Jon Spencer a Bologna è realmente una Blues Explosion. Le pareti di un Locomotiv pieno zeppo di gente, giovedì 10 marzo 2016 hanno tremato sotto il fuoco di fila delle due chitarre (Judah Bauer è molto di più che una spalla) della batteria sferragliante di Russell Timmins e della voce da shouter del leader. Un wall of sound impressionante, fin dalle prime battute. Un blues ruvido, secco e pieno di sesso, sporco e porco quanto si conviene.
Prima dell’ act principale è stata Elli de Mon a scaldare gli animi dei presenti. Chitarre vintage (dobro e National), voce pastosa alla Bonnie Raitt, lezione di Robert Johnson e Son House ben in testa, la ragazza si agita a dovere, battendosi il tempo con la cassa della batteria. È un blues paludoso ed eccitante, su testi propri e per questo ancora più apprezzabile. Ad un certo punto estrae perfino un sitar, “per una pausa lenta”, ma dovrà rinfoderarlo per problemi tecnici. Peccato Elli, alla prossima.
Quando arriva sul palco la JSBX, è come se una tempesta elettrica si abbattesse sul Locomotiv. I due usano le chitarre come fossero corpi contundenti, menano sciabolate a destra e manca, mentre Timmins batte implacabile il tempo.Tutta l’attenzione è su Spencer, in formissima, magro e scattante, con la voce di vetro e le corde veloci, celebrante del sacro rito del rock and roll. Non c’è un attimo di pausa. I tre mitragliano la folla con sventagliate di hard blues, punk anfetaminico, riff assassini con citazioni di Hendrix e Led Zeppelin, mentre sullo schermo dietro di loro scorrono immagini di licantropi, vampiri, scheletri danzanti e mostri della laguna nera, riti voodoo e spezzoni di vecchi musical. Ciò aggiunge potere suggestivo, se ce ne fosse bisogno, ad una musica dalle radici antiche, che scuote le ossa e l’anima.

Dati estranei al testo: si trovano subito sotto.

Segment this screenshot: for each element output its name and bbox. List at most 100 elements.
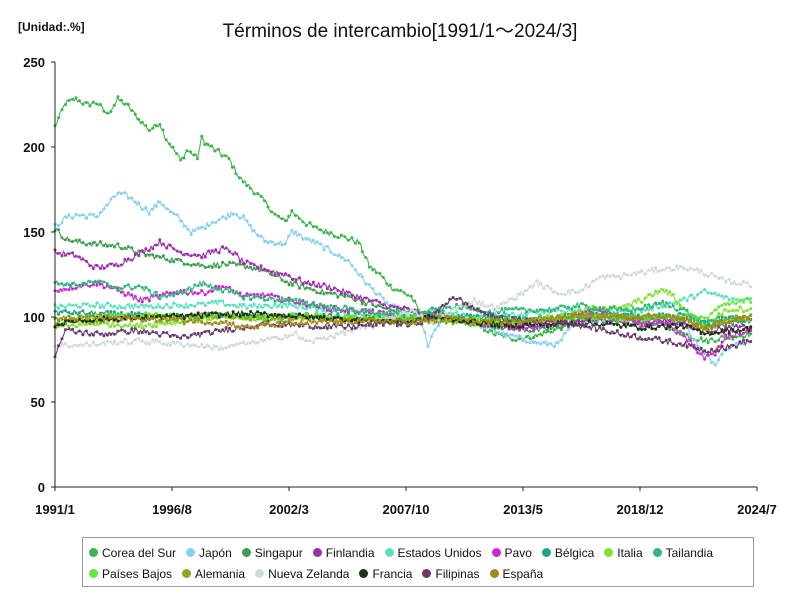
data-point	[223, 154, 227, 158]
data-point	[633, 316, 637, 320]
data-point	[116, 242, 120, 246]
data-point	[57, 290, 60, 293]
data-point	[280, 217, 284, 221]
data-point	[294, 330, 298, 334]
data-point	[252, 192, 256, 196]
data-point	[343, 317, 347, 321]
data-point	[643, 337, 647, 341]
data-point	[500, 323, 504, 327]
data-point	[605, 274, 609, 278]
data-point	[193, 253, 197, 257]
data-point	[185, 149, 189, 153]
data-point	[668, 328, 672, 332]
data-point	[731, 315, 735, 319]
data-point	[626, 315, 630, 318]
data-point	[329, 288, 333, 292]
data-point	[647, 268, 651, 272]
data-point	[130, 287, 134, 291]
data-point	[245, 307, 249, 311]
data-point	[280, 305, 284, 309]
data-point	[74, 212, 78, 216]
data-point	[297, 233, 301, 236]
data-point	[339, 330, 343, 334]
data-point	[305, 307, 308, 311]
y-tick-label: 250	[23, 55, 45, 70]
data-point	[511, 311, 514, 315]
data-point	[175, 152, 178, 156]
data-point	[224, 263, 228, 267]
data-point	[738, 299, 742, 302]
data-point	[214, 328, 218, 331]
data-point	[325, 244, 329, 248]
data-point	[77, 329, 81, 333]
data-point	[102, 266, 106, 270]
legend-label: Tailandia	[665, 545, 713, 560]
data-point	[675, 308, 679, 312]
data-point	[64, 342, 67, 345]
data-point	[346, 323, 350, 327]
legend-item: Italia	[604, 546, 643, 560]
data-point	[74, 96, 78, 100]
data-point	[696, 344, 700, 348]
data-point	[552, 322, 556, 326]
data-point	[137, 331, 141, 335]
data-point	[179, 290, 183, 294]
data-point	[308, 319, 312, 323]
series-layer	[53, 95, 753, 367]
data-point	[210, 347, 214, 351]
data-point	[287, 296, 291, 300]
data-point	[601, 313, 605, 317]
data-point	[552, 318, 556, 322]
data-point	[703, 325, 707, 329]
data-point	[71, 240, 74, 243]
data-point	[640, 269, 644, 272]
data-point	[151, 317, 155, 321]
data-point	[263, 298, 267, 302]
data-point	[105, 301, 109, 305]
data-point	[217, 285, 221, 288]
data-point	[689, 293, 693, 297]
data-point	[692, 346, 696, 349]
data-point	[238, 262, 242, 266]
data-point	[298, 336, 301, 340]
data-point	[696, 293, 700, 297]
data-point	[563, 314, 567, 318]
data-point	[210, 322, 214, 326]
data-point	[388, 320, 392, 324]
data-point	[371, 299, 375, 303]
data-point	[636, 316, 640, 320]
data-point	[305, 300, 308, 304]
data-point	[566, 305, 570, 309]
data-point	[60, 282, 64, 286]
legend-item: Alemania	[182, 567, 245, 581]
data-point	[601, 274, 605, 278]
data-point	[521, 338, 525, 342]
data-point	[731, 323, 735, 327]
data-point	[518, 319, 521, 323]
data-point	[214, 345, 218, 348]
data-point	[545, 317, 549, 321]
data-point	[392, 316, 396, 320]
data-point	[605, 321, 609, 325]
data-point	[416, 322, 420, 326]
data-point	[203, 322, 207, 326]
x-tick-label: 2018/12	[617, 502, 664, 517]
data-point	[207, 313, 211, 317]
data-point	[203, 293, 207, 297]
data-point	[399, 288, 403, 292]
data-point	[168, 321, 172, 325]
data-point	[77, 214, 81, 217]
data-point	[220, 154, 224, 158]
data-point	[661, 305, 665, 309]
data-point	[486, 313, 490, 317]
data-point	[81, 333, 85, 337]
data-point	[381, 316, 385, 320]
data-point	[214, 287, 218, 290]
data-point	[210, 286, 214, 290]
data-point	[84, 302, 88, 306]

Si balla dall’ inizio alla fine, muovendo il corpo, come in villaggio tribale. Ma sono molti i sorrisi stampati sui volti, soprattutto delle ragazze che, come dice la vecchia canzone, “capiscono tutto”. Nella seconda parte il concerto vira sul Funk, con spruzzate di Hip Hop metallico (anche qui, i rapper non hanno inventato niente, il talking blues è degli anni ’40), come nell’ultimo album “Freedom Tower“. La musica di Spencer non è particolarmente innovativa, mixa influenze diverse nella sua matrice blues, è un suono di sintesi perfettamente in sintonia col suo tempo. Ma è calor bianco, incandescenza pura, energia paurosa, aperto invito a lasciarsi andare, a tornare ad emozioni primigenie. Un blues primitivo e nel contempo moderno, che scuote ed affascina.
Nell’inevitabile bis, concesso a furor di popolo, Jon aizza la folla che nel frattempo è diventata ribollente, sotto il palco. I pogo sono quasi educati, c’è chi ti chiede scusa per averti urtato, persino. E lui si sporge fuori in una selva di mani alzate, urla tre volte il nome del Locomotiv, schitarra ancora violentemente prima di accennare un blues torpido e poi ripartire a mille. Usciamo fuori vomitati nella notte sapendo di aver assistito ad un concerto memorabile, divertente e onnivoro. Non sarà il futuro del rock and roll, ma quanto ci piace.